Ce dernier s’est néanmoins livré à l’exercice de confronter les promesses faites par Facebook au lancement de la Libra à la réalité. Il pointe notamment du doigt une promesse qui sera probablement difficile à tenir pour le réseau social, à savoir celle de pouvoir transférer facilement des fonds d’un pays à l’autre, ce qui pose des problèmes de coûts et de régulation. Mais aussi de différence de régime de protection des données personnelles selon les pays.

«Hormis certains acteurs du retail,  le paiement et le règlement transfrontaliers restent problématiques. La coordination entre les systèmes nationaux nécessiterait des accords intergouvernementaux en matière d’interopérabilité, de réglementation, etc», déclare Maurice Obstfeld.

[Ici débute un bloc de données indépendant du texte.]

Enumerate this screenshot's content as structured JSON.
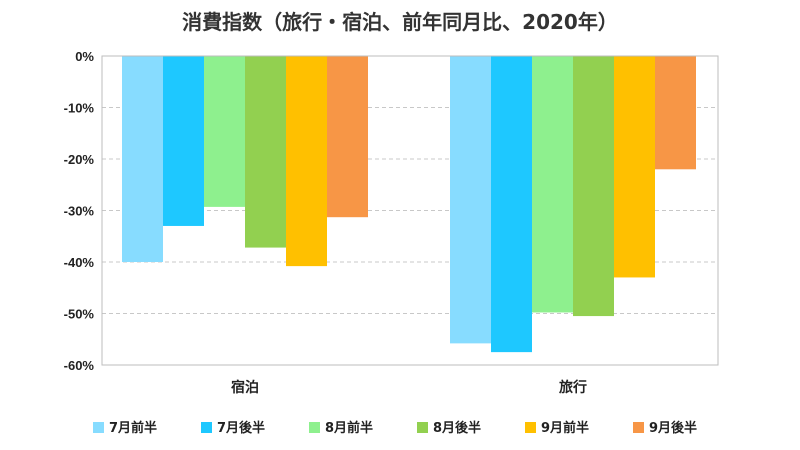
{
  "chart_data": {
    "type": "bar",
    "title": "消費指数（旅行・宿泊、前年同月比、2020年）",
    "xlabel": "",
    "ylabel": "",
    "categories": [
      "宿泊",
      "旅行"
    ],
    "ylim": [
      -60,
      0
    ],
    "yticks": [
      0,
      -10,
      -20,
      -30,
      -40,
      -50,
      -60
    ],
    "ytick_labels": [
      "0%",
      "-10%",
      "-20%",
      "-30%",
      "-40%",
      "-50%",
      "-60%"
    ],
    "grid": true,
    "legend_position": "bottom",
    "series": [
      {
        "name": "7月前半",
        "color": "#87DCFF",
        "values": [
          -40.0,
          -55.8
        ]
      },
      {
        "name": "7月後半",
        "color": "#1EC8FF",
        "values": [
          -33.0,
          -57.5
        ]
      },
      {
        "name": "8月前半",
        "color": "#8EF08E",
        "values": [
          -29.3,
          -49.8
        ]
      },
      {
        "name": "8月後半",
        "color": "#92D050",
        "values": [
          -37.2,
          -50.5
        ]
      },
      {
        "name": "9月前半",
        "color": "#FFC000",
        "values": [
          -40.8,
          -43.0
        ]
      },
      {
        "name": "9月後半",
        "color": "#F79646",
        "values": [
          -31.3,
          -22.0
        ]
      }
    ]
  }
}
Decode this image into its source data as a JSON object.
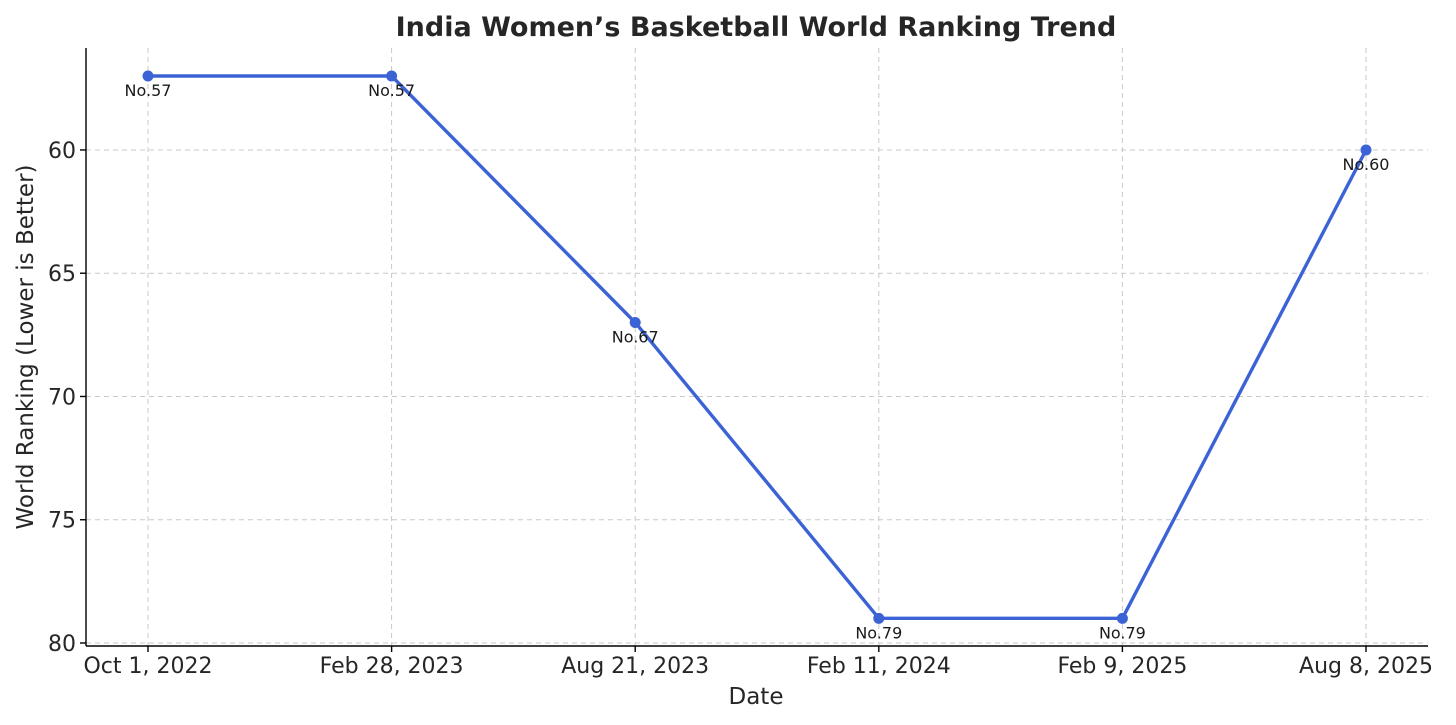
{
  "chart_data": {
    "type": "line",
    "title": "India Women’s Basketball World Ranking Trend",
    "xlabel": "Date",
    "ylabel": "World Ranking (Lower is Better)",
    "categories": [
      "Oct 1, 2022",
      "Feb 28, 2023",
      "Aug 21, 2023",
      "Feb 11, 2024",
      "Feb 9, 2025",
      "Aug 8, 2025"
    ],
    "values": [
      57,
      57,
      67,
      79,
      79,
      60
    ],
    "data_labels": [
      "No.57",
      "No.57",
      "No.67",
      "No.79",
      "No.79",
      "No.60"
    ],
    "ylim": [
      80,
      57
    ],
    "y_inverted": true,
    "yticks": [
      60,
      65,
      70,
      75,
      80
    ],
    "grid": true,
    "legend": "none",
    "color": "#3c63d6"
  }
}
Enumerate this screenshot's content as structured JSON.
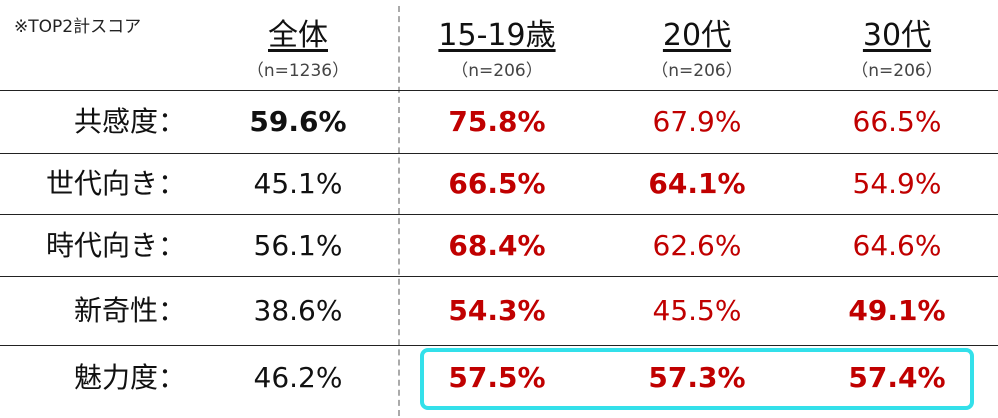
{
  "note": "※TOP2計スコア",
  "columns": [
    {
      "name": "全体",
      "n": "（n=1236）"
    },
    {
      "name": "15-19歳",
      "n": "（n=206）"
    },
    {
      "name": "20代",
      "n": "（n=206）"
    },
    {
      "name": "30代",
      "n": "（n=206）"
    }
  ],
  "rows": [
    {
      "label": "共感度：",
      "values": [
        "59.6%",
        "75.8%",
        "67.9%",
        "66.5%"
      ]
    },
    {
      "label": "世代向き：",
      "values": [
        "45.1%",
        "66.5%",
        "64.1%",
        "54.9%"
      ]
    },
    {
      "label": "時代向き：",
      "values": [
        "56.1%",
        "68.4%",
        "62.6%",
        "64.6%"
      ]
    },
    {
      "label": "新奇性：",
      "values": [
        "38.6%",
        "54.3%",
        "45.5%",
        "49.1%"
      ]
    },
    {
      "label": "魅力度：",
      "values": [
        "46.2%",
        "57.5%",
        "57.3%",
        "57.4%"
      ]
    }
  ]
}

L’inconnue demeure également sur le coût de transferts internationaux, alors que Facebook annonce une monnaie low cost.

Pays émergents ciblés

«Je vois trois scenarii possibles: le premier est le statu quo, en partie lié aux pressions visant à protéger les consommateurs. Le deuxième pourrait voir l’émergence d’une monnaie digitale émise par les banques centrales. Le troisième consisterait dans la naissance de zones, régionales ou globales, utilisant des monnaies digitales. Il s’agirait alors d’un paysage beaucoup plus complexe», détaille Benoît Cœuré, économiste et membre du directoire de la Banque centrale européenne (BCE).

Si les monnaies «alternatives» ne concurrenceront pas de sitôt le dollar ou l’euro dans les économies avancées, elles pourraient néanmoins faire leur terreau dans les économies émergentes et/ou dans les pays qui connaissent de fortes volatilités de leur devise.

«Ce sont des économies plus petites, plus pauvres, plus ouvertes qui risquent la ‘Libraisation’», avance Maurice Obstfeld. D’autant plus que Facebook cherche une manière de contrer la baisse de l’utilisation de son réseau social dans les économies avancées.

Une chose est sûre: ces nouvelles monnaies embarrassent les pouvoirs publics. «La réticence des autorités est justifiée. Nous avons certes une nouvelle technologie, mais les fondamentaux économiques sont toujours là. Ne l’oublions jamais», a conclu Jean Tirole.